Baisse d'affluence au salon des vignerons bios
Le salon des vignerons bios, qui se tenait au Cref, n’a en revanche - et pour la première fois - pas connu l’affluence qu’il avait quand il se déroulait le 1er mai au château de Kientzheim, lieu de rassemblement traditionnel du vignoble d’Alsace pour ses manifestations de prestige. Tout au plus une centaine de visiteurs, contre 500 à 700 depuis 10 ans au château de la confrérie. Si le Cref n’offre pas à proprement parler un cadre pittoresque prédisposant à la dégustation des alsaces, il donne toute satisfaction pratique pour organiser le salon, estime Joseph Weissbart, directeur de l’Opaba : « On a de l’espace, et il n’y a pas d’escaliers et d’étages pour transporter les bouteilles ». Cette treizième édition du salon des vins bios a mobilisé 40 domaines ou caves pour 120 vins proposés à la dégustation, deux conférences sur l’histoire par Claude Muller et Jacky Rigaux, et une dégustation d’accords mets et vins orchestrée par le sommelier Pascal Léonetti et le restaurant L'atelier de Raphaël.
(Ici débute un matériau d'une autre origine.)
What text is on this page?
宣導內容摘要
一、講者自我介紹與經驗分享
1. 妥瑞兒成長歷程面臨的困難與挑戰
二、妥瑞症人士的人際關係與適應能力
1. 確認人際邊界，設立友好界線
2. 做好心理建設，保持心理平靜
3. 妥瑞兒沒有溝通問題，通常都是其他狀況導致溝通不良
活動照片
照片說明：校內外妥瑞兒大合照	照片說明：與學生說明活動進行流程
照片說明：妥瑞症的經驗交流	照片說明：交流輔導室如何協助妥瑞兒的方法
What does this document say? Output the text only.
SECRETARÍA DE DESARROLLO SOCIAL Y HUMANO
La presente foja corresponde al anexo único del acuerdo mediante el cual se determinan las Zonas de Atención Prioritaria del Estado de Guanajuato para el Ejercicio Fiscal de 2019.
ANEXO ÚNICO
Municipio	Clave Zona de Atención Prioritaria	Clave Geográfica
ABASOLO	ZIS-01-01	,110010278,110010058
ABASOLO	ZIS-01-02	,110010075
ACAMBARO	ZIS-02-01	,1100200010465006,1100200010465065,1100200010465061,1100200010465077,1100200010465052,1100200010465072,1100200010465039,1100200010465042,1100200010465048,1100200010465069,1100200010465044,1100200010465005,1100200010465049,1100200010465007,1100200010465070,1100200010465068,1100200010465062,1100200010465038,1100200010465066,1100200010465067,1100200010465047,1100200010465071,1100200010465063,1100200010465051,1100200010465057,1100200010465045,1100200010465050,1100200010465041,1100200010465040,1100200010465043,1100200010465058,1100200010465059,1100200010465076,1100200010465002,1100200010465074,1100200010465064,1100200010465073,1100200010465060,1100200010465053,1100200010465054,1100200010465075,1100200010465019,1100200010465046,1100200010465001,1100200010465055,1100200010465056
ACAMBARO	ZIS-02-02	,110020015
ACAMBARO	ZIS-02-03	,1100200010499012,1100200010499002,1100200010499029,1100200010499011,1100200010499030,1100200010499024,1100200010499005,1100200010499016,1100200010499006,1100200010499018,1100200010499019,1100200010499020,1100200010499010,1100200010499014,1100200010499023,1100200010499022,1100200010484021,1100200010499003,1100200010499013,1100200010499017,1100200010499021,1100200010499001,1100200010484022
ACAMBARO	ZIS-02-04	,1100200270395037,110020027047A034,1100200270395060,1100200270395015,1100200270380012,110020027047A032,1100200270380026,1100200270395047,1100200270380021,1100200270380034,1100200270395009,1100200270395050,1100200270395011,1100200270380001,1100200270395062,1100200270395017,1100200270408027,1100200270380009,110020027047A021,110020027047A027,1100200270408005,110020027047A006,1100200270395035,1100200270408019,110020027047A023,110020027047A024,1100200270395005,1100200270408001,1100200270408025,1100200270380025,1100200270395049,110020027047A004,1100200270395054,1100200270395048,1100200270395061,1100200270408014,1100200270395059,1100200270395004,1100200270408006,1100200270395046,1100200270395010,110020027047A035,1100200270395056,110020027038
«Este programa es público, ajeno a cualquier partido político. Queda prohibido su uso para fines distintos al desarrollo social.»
Retombées médiatiques inéquitables
Mardi, c’était au tour des gestions locales de grands crus d’accueillir la cohorte de journalistes. Une douzaine de gestions locales s’est mobilisée, et 18 au total par extension de grands crus locaux adjacents, ont proposé des visites (pluvieuses), des dégustations et des accords mets et vins. Au Frankstein à Dambach, par exemple, le dynamique groupe de vignerons a proposé quelques originalités gustatives après avoir procédé à l’inauguration du nouveau sentier viticole. 25 « invités Civa » étaient présents, une quinzaine pour l’Eichberg d’Eguisheim, et trois pour le Goldert de Gueberschwihr où il y avait finalement plus de vignerons et d’amateurs locaux pour écouter les conférences en histoire, géologie et sur la minéralité du cru. « Nous aurions dû lancer nos invitations nous-mêmes », résume Vincent Gross. Un peu esseulé, Wilson Kwok, arrivé de Hong-Kong depuis le vendredi, a néanmoins apprécié la proposition des vignerons de Gueberschwihr, et leurs muscats d'âge, si singuliers.
Reste le salon Millésimes Alsace qui a connu une forte affluence, et qui s’inscrit pour sa troisième édition comme le rendez-vous international des vins d’Alsace. Dans les rangs du vignoble, on s’agace, comme Serge Fleischer, de captations médiatiques inéquitables. « Nous ferons un débriefing le moment venu », assure Didier Pettermann, globalement satisfait de la manifestation qui anime le vignoble.